PainSci notes on Vas 2012:

Yet another study of acupuncture with predictably disappointing results. This part sounds good: “all 3 modalities of acupuncture were better than conventional treatment alone.” But that means only that people find the ritual of acupuncture gives good placebo. The real story is told by this: “there was no difference among the 3 acupuncture modalities [true/sham/placebo], which implies that true acupuncture is not better than sham or placebo acupuncture.” In other words, it doesn’t matter if acupuncture is real, just that it seems to the patient, like an impressive ancient Chinese healing ritual with needles.

original abstract Abstracts here may not perfectly match originals, for a variety of technical and practical reasons. Some abstacts are truncated for my purposes here, if they are particularly long-winded and unhelpful. I occasionally add clarifying notes.
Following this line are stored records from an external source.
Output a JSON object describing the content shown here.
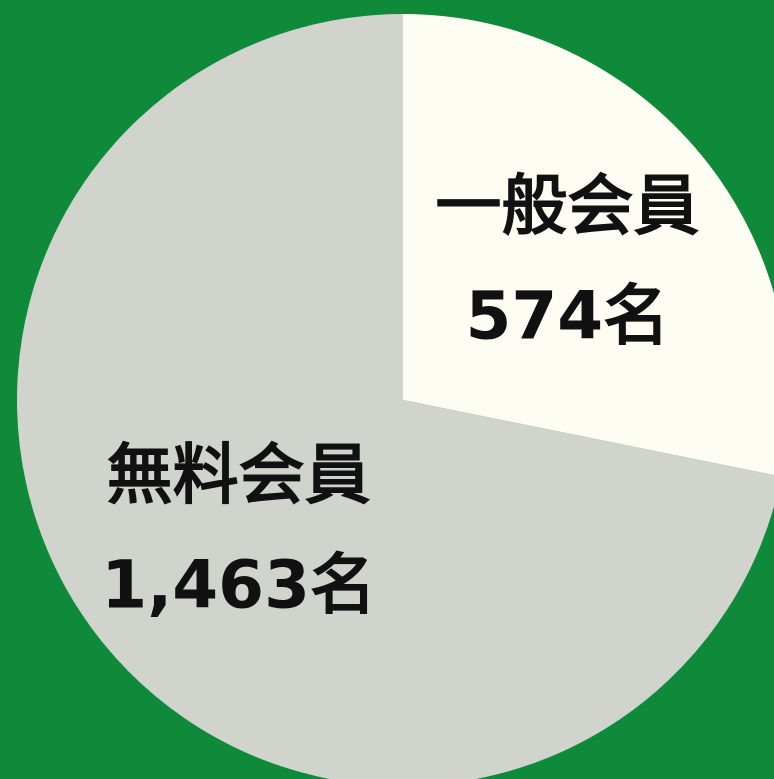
{
  "chart_data": {
    "type": "pie",
    "categories": [
      "一般会員",
      "無料会員"
    ],
    "values": [
      574,
      1463
    ],
    "value_labels": [
      "574名",
      "1,463名"
    ],
    "colors": [
      "#fdfdf3",
      "#d0d4cd"
    ]
  }
}
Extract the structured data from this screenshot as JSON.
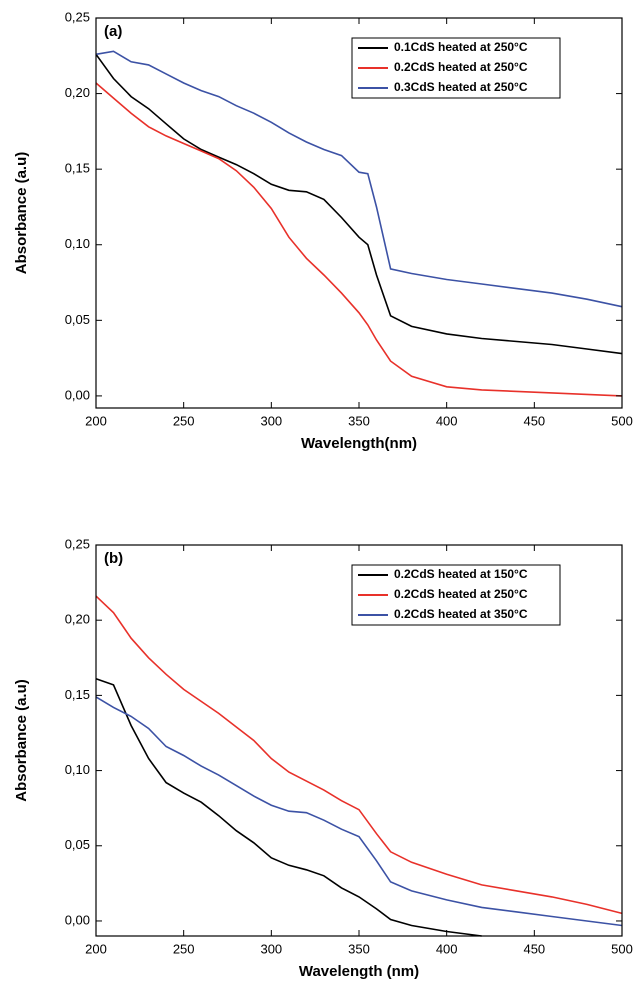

And I make some minor corrections.

Reviews of the efficacy of acupuncture as a treatment for acute low back pain have concluded that there is insufficient evidence for its efficacy and that more research is needed to evaluate it. A multicentre randomized controlled trial was conducted at 4 primary-care centres in Spain to evaluate the effects of acupuncture in patients with acute nonspecific low back pain in the context of primary care. A total of 275 patients with nonspecific acute low back pain (diagnosed by their general practitioner) were recruited and assigned randomly to 4 different groups: conventional treatment either alone or complemented by 5 sessions over a 2-week period of true acupuncture, sham acupuncture, or placebo acupuncture per patient. Patients were treated from February 2006 to January 2008. The primary outcome was the reduction in Roland Morris Disability Questionnaire scores of 35% or more after 2 weeks' treatment. The patients in the 3 types of acupuncture groups were blinded to the treatments, but those who received conventional treatment alone were not. In the analysis adjusted for the total sample (true acupuncture relative risk 5.04, 95% confidence interval 2.24-11.32; sham acupuncture relative risk 5.02, 95% confidence interval 2.26-11.16; placebo acupuncture relative risk 2.57 95% confidence interval 1.21-5.46), as well as for the subsample of occupationally active patients, all 3 modalities of acupuncture were better than conventional treatment alone, but there was no difference among the 3 acupuncture modalities, which implies that true acupuncture is not better than sham or placebo acupuncture.